Ein internes Dossier belastet die BBC: Die öffentlich-rechtliche Rundfunkanstalt soll vor der US-Präsidentschaftswahl 2024 gezielt Berichte manipuliert haben, um Donald Trump in einem negativen Licht erscheinen zu lassen. Laut dem Daily Telegraph wirft ein Whistleblower dem Sender vor, in der Sendung «Panorama» eine Rede des damaligen US-Präsidenten vor den Ausschreitungen am Kapitol 2021 sinnentstellend gekürzt zu haben.

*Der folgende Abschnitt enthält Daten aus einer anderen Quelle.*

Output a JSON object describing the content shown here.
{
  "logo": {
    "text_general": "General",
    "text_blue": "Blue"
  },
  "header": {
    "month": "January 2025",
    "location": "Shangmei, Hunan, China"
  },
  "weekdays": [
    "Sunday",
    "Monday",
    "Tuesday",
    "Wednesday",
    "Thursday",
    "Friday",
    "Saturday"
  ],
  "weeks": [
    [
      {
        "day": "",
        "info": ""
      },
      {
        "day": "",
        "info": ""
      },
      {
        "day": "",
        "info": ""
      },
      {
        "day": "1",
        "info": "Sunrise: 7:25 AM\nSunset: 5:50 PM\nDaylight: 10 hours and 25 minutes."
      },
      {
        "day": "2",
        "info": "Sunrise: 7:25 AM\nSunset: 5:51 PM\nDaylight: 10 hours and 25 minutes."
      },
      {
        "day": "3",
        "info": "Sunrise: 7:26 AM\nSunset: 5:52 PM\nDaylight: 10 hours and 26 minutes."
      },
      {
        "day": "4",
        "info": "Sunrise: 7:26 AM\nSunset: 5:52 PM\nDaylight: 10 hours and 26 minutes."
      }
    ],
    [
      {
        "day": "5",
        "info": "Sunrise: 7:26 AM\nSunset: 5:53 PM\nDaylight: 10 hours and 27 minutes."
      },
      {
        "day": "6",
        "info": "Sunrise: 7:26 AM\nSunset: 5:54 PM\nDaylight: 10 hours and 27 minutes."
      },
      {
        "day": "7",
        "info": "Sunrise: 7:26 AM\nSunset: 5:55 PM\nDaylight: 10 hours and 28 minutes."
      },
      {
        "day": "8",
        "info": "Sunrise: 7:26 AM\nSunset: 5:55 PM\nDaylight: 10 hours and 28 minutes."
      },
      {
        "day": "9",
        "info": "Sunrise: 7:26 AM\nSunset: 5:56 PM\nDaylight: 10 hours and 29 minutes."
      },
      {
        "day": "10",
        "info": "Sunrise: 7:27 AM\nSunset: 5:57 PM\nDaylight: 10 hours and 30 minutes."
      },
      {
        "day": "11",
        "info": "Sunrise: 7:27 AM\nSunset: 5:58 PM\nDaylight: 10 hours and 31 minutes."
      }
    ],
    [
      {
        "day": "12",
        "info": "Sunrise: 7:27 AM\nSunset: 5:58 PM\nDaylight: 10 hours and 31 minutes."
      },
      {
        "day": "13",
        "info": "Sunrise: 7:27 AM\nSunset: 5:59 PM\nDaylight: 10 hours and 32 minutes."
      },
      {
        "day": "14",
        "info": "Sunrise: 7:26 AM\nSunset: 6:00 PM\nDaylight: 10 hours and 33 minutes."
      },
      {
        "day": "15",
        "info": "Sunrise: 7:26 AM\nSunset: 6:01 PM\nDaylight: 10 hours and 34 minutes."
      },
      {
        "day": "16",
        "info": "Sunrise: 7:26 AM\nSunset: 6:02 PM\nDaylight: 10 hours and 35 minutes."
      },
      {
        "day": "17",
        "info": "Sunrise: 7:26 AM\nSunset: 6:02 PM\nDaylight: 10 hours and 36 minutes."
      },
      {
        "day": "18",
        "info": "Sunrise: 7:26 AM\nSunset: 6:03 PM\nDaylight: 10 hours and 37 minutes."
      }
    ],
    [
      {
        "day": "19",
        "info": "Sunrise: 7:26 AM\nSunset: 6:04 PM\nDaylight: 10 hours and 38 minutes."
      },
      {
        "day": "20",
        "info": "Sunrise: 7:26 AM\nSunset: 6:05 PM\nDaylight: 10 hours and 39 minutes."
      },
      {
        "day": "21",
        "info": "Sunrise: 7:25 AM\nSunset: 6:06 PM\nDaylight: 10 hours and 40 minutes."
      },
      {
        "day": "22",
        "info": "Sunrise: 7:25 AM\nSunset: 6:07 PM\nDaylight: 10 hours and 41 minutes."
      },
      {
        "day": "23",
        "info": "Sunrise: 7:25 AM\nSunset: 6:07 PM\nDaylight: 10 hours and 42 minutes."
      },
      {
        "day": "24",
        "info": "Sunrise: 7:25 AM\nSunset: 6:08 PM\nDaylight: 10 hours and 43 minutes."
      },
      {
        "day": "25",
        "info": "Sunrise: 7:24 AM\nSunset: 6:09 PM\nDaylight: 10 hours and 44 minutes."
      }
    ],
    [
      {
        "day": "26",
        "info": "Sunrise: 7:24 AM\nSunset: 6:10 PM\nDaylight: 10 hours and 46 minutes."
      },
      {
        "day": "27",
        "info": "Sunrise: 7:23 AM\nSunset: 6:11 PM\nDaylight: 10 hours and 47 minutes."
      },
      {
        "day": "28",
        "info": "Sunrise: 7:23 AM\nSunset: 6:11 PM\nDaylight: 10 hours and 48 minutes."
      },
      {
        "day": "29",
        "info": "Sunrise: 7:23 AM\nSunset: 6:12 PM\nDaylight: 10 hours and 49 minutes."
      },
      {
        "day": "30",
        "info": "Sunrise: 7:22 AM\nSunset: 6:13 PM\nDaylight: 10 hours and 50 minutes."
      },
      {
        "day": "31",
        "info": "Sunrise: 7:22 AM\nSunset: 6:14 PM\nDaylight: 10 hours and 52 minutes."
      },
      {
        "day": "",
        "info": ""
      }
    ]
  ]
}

So habe die BBC zwei Passagen zusammengeschnitten, um zu suggerieren, Trump habe zur Gewalt aufgerufen. In der gesendeten Version hiess es: «Wir werden zum Kapitol laufen, ich werde mit euch da sein. Und wir werden kämpfen. Wir werden wie verrückt kämpfen, denn wer nicht wie verrückt kämpft, wird sein Land für immer verlieren.» Weggelassen wurde jedoch der Teil, in dem Trump betonte, der Protest müsse friedlich bleiben.

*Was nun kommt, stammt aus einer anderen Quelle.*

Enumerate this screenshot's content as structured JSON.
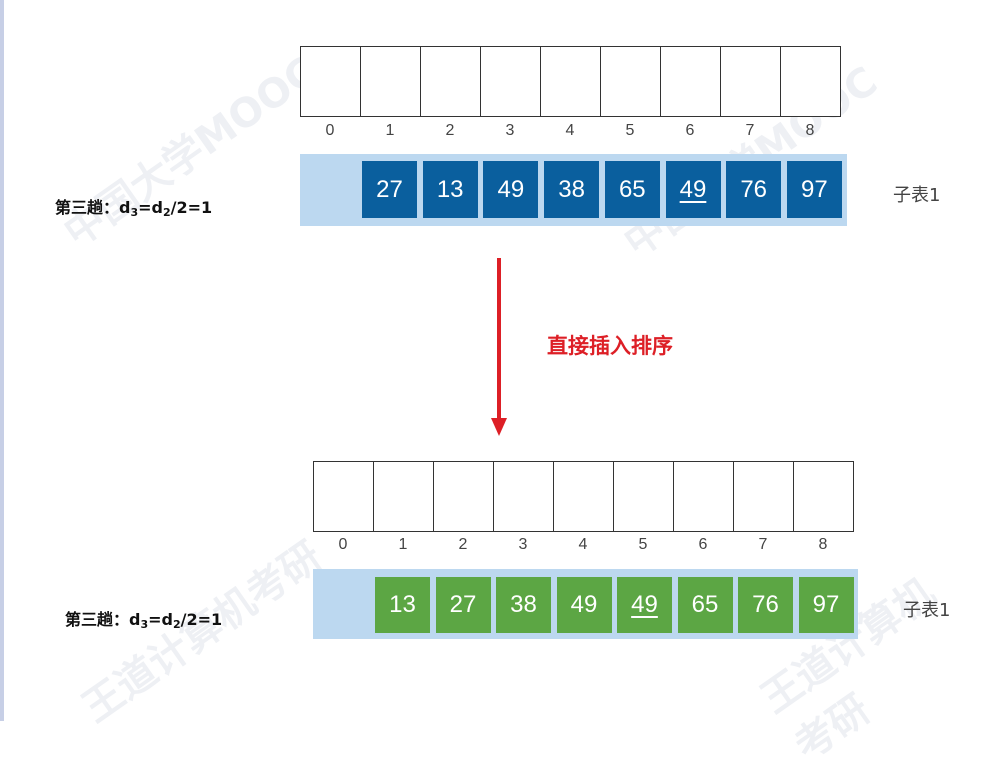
{
  "colors": {
    "top_tile": "#0a5f9e",
    "bottom_tile": "#5ca644",
    "band": "#bcd8f0",
    "arrow": "#dd1f26"
  },
  "top": {
    "indices": [
      "0",
      "1",
      "2",
      "3",
      "4",
      "5",
      "6",
      "7",
      "8"
    ],
    "tiles": [
      {
        "value": "27",
        "underlined": false
      },
      {
        "value": "13",
        "underlined": false
      },
      {
        "value": "49",
        "underlined": false
      },
      {
        "value": "38",
        "underlined": false
      },
      {
        "value": "65",
        "underlined": false
      },
      {
        "value": "49",
        "underlined": true
      },
      {
        "value": "76",
        "underlined": false
      },
      {
        "value": "97",
        "underlined": false
      }
    ],
    "label_left_prefix": "第三趟：",
    "label_left_d3": "d",
    "label_left_sub3": "3",
    "label_left_eq": "=d",
    "label_left_sub2": "2",
    "label_left_tail": "/2=1",
    "label_right": "子表1"
  },
  "operation": "直接插入排序",
  "bottom": {
    "indices": [
      "0",
      "1",
      "2",
      "3",
      "4",
      "5",
      "6",
      "7",
      "8"
    ],
    "tiles": [
      {
        "value": "13",
        "underlined": false
      },
      {
        "value": "27",
        "underlined": false
      },
      {
        "value": "38",
        "underlined": false
      },
      {
        "value": "49",
        "underlined": false
      },
      {
        "value": "49",
        "underlined": true
      },
      {
        "value": "65",
        "underlined": false
      },
      {
        "value": "76",
        "underlined": false
      },
      {
        "value": "97",
        "underlined": false
      }
    ],
    "label_left_prefix": "第三趟：",
    "label_left_d3": "d",
    "label_left_sub3": "3",
    "label_left_eq": "=d",
    "label_left_sub2": "2",
    "label_left_tail": "/2=1",
    "label_right": "子表1"
  }
}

Boris Johnson forderte nach Bekanntwerden der Enthüllungen den Rücktritt der Senderleitung: «Grossbritanniens öffentlich-rechtliche Rundfunkanstalt nutzt eine tragende Sendung, um offensichtliche Unwahrheiten über unseren wichtigsten Alliierten zu verbreiten. Wird jemand Verantwortung übernehmen?», schrieb der Ex-Premier auf X. Auch andere Tory-Politiker verlangten eine Untersuchung. Der stellvertretende BBC-Nachrichtenchef Jonathan Munro wies den Vorwurf zurück: «Es gab keine Absicht, die Zuschauer bezüglich Trumps Ansprache in die Irre zu führen. Es ist eine normale Praxis, Reden zu kurzen Clips zu verarbeiten.»

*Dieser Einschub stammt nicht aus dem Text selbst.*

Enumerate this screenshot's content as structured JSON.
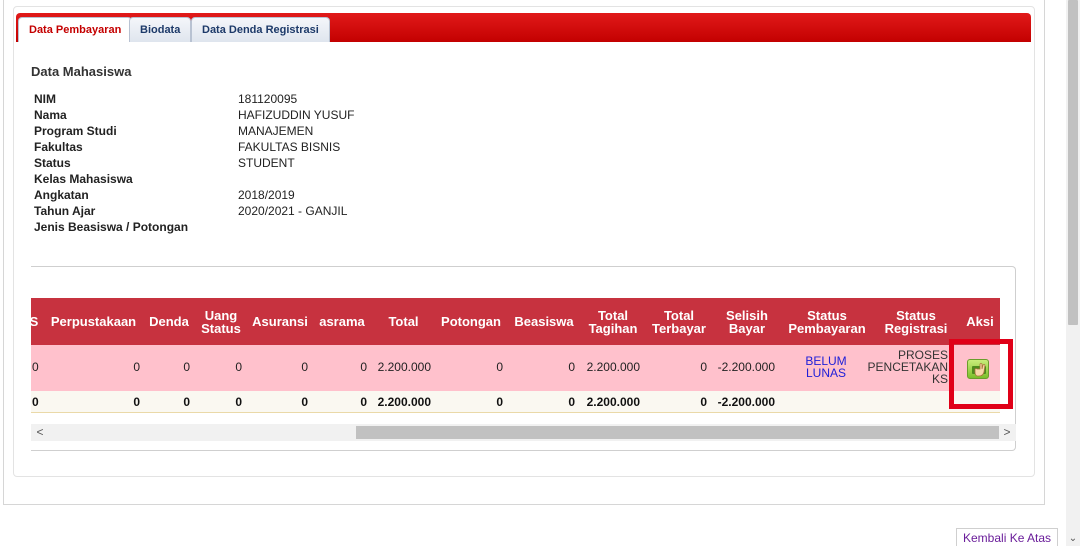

Das neunzehnseitige Dossier bemängelt darüber hinaus einseitige Berichterstattung über Transgender-Themen sowie antiisraelische Tendenzen in der arabischsprachigen Redaktion der BBC. So sei ein Gast, der öffentlich zu Gewalt gegen Juden aufgerufen habe, über 200 Mal in Sendungen aufgetreten.